Originally published: Forbes | By Michael B. Horn | Nov 15, 2016
From K–12 schools to corporate learning settings, digital learning content is exploding. Leaders are struggling to keep up with what is being used and whether it is effective in both settings.
According to the Corporate Executive Board (CEB), 45% of investments in corporate learning are ineffective.
The challenge is that most companies don’t know which investments are working and which fall into the 45%. Just 12% of CFOs have any confidence in their learning and development investments.
At the same time, there has been an explosion in venture-funded online corporate learning material in a variety of formats—from MOOCs and digital videos to mobile and social learning platforms. This has produced a glut of content. As a case in point, according to TechCrunch, Axonify just raised $27 million to “gamify employee training” through “three minutes of optional training per day, packaged up to resemble a game.”
This glut of content has upsides and downsides.
The upside is that individuals have more affordable choices to learn any given knowledge or skill than ever before. And individuals are taking advantage.
According to CEB, 69% of employees access more channels for information and learning than just two years ago. Sixty-four percent say they participate in more formal learning than just two years ago as well.
But this has also fragmented people’s learning experiences across a range of learning solutions.
This can be a challenge for two reasons. First, having coherence—or at least some connective tissue—across learning experiences can be important for efficiently building knowledge and skills. Today there is no easy way to connect what a student does in a bootcamp class with some self-directed study she does on Pluralsight. Second, individuals learning across a range of platforms and experiences can struggle to show their employers what they know and can do.
The increase in content has also not obviously translated into a real boost in employee engagement or productivity, as the “skills gap” remains as big as ever.
Signs of solutions are emerging.
Most comprehensively, Degreed, where, full disclosure, I am an adviser, has built a platform that organizes the universe of corporate, academic, and lifelong learning opportunities in one place. By integrating these with internal learning resources, human resources, and business systems, organizations and individuals can much more easily discover learning resources, share them, collaborate around them, and track all of the learning that occurs in and among them. Degreed is now working with 100 clients, including big names like Bank of America, Mastercard, Xerox, Microsoft, and Caterpillar where employees learn from a great variety of sources.
This helps on a few fronts. First, employers can better manage their investments in employees’ learning. Second, employers can better identify who in their organization has been exposed to different learning experiences around topics to better identify expertise and further develop those individuals who show proclivity for a given topic or domain. And Degreed is working on linking that learning to measurable changes in skills. Once it does that, it should be able to tie those skills into a better understanding of what skills lead to success in different roles and career pathways, which would allow organizations to have an integrated solution in understanding their internal capabilities and skills gaps—and to target their investments in learning and development accordingly.
Knitting Degreed’s platform together with that of something like Bellevue University’s Human Capital Lab(note: Bellevue University is a client of Entangled Solutions, where I am a principal consultant) could be promising. The Human Capital Lab has historically measured the work that Bellevue does with its corporate partners to understand the change in key performance indicators as a result of continuing education for individuals. This gives companies a view into the overall return on investment from corporate training and goes beyond a focus on simple “enrollment rates” or “knowledge checks.” Extending this measurement work to all corporate learning programs in more scalable formats could be powerful.
Leaders in K–12 schools are suffering from a similar challenge. Digital content is exploding. Teachers are pulling in open educational resources from a variety of sources. Districts are spending on a variety of edtech products.
But leaders have very little window into what their teachers are actually using, how frequently, and what is effective and engaging.
Here LearnPlatform seems to be playing a similar role as Degreed, as it offers the first unified platform to manage edtech and help leaders determine what of the multiple products and services they are spending money on are getting traction and making a difference.
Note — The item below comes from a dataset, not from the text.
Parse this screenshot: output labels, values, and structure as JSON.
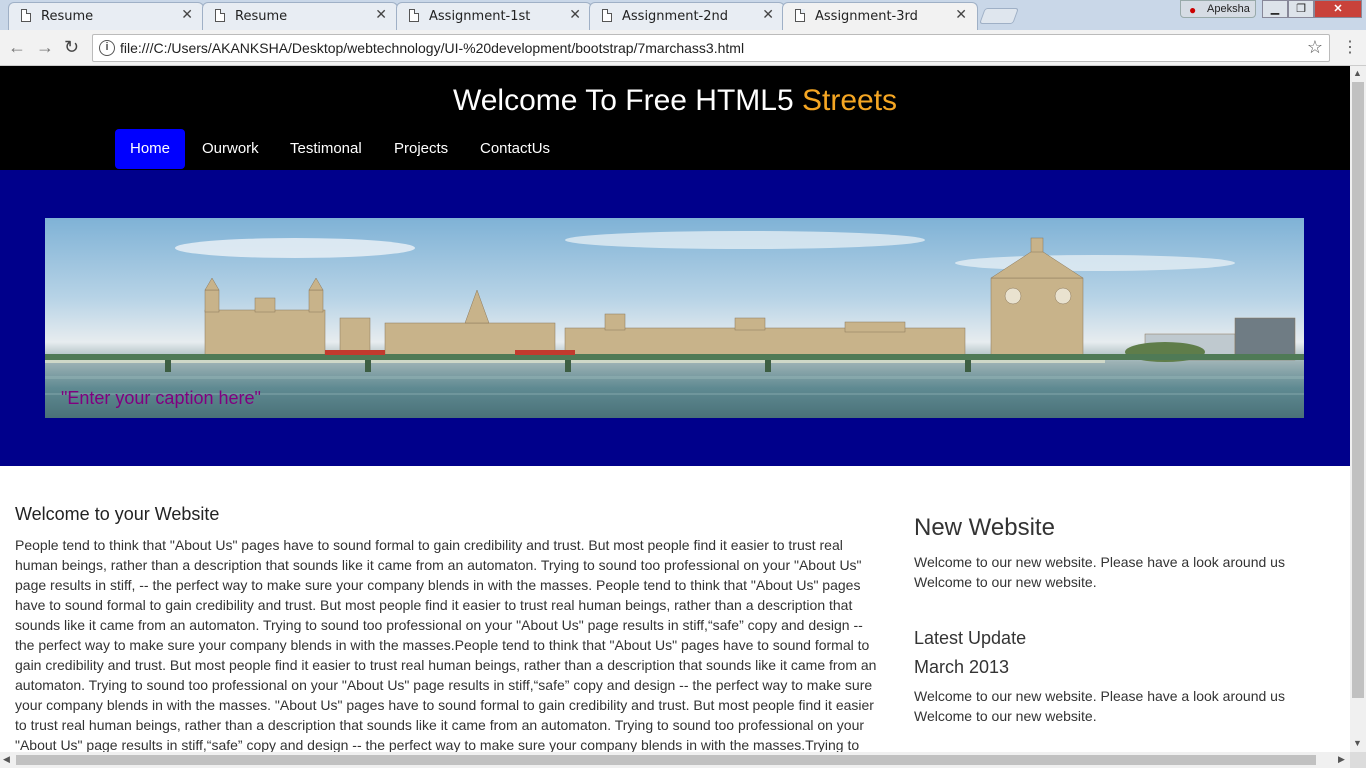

LearnPlatform is gaining traction as well, as hundreds of schools, districts, and states collectively reaching over 1.1 million students are using it.
The emergence of low-cost and higher-quality digital learning content that keeps improving has unquestionably been a positive over the last several years. But it has also created its share of challenges.
Fortunately solutions are emerging to support leaders, educators, and learning in making the right choices for their circumstances—and having visibility into the impacts of those choices. No solution perfectly solves the challenges today, but we’re seeing some good work tackling the problems to continue to open the opportunities.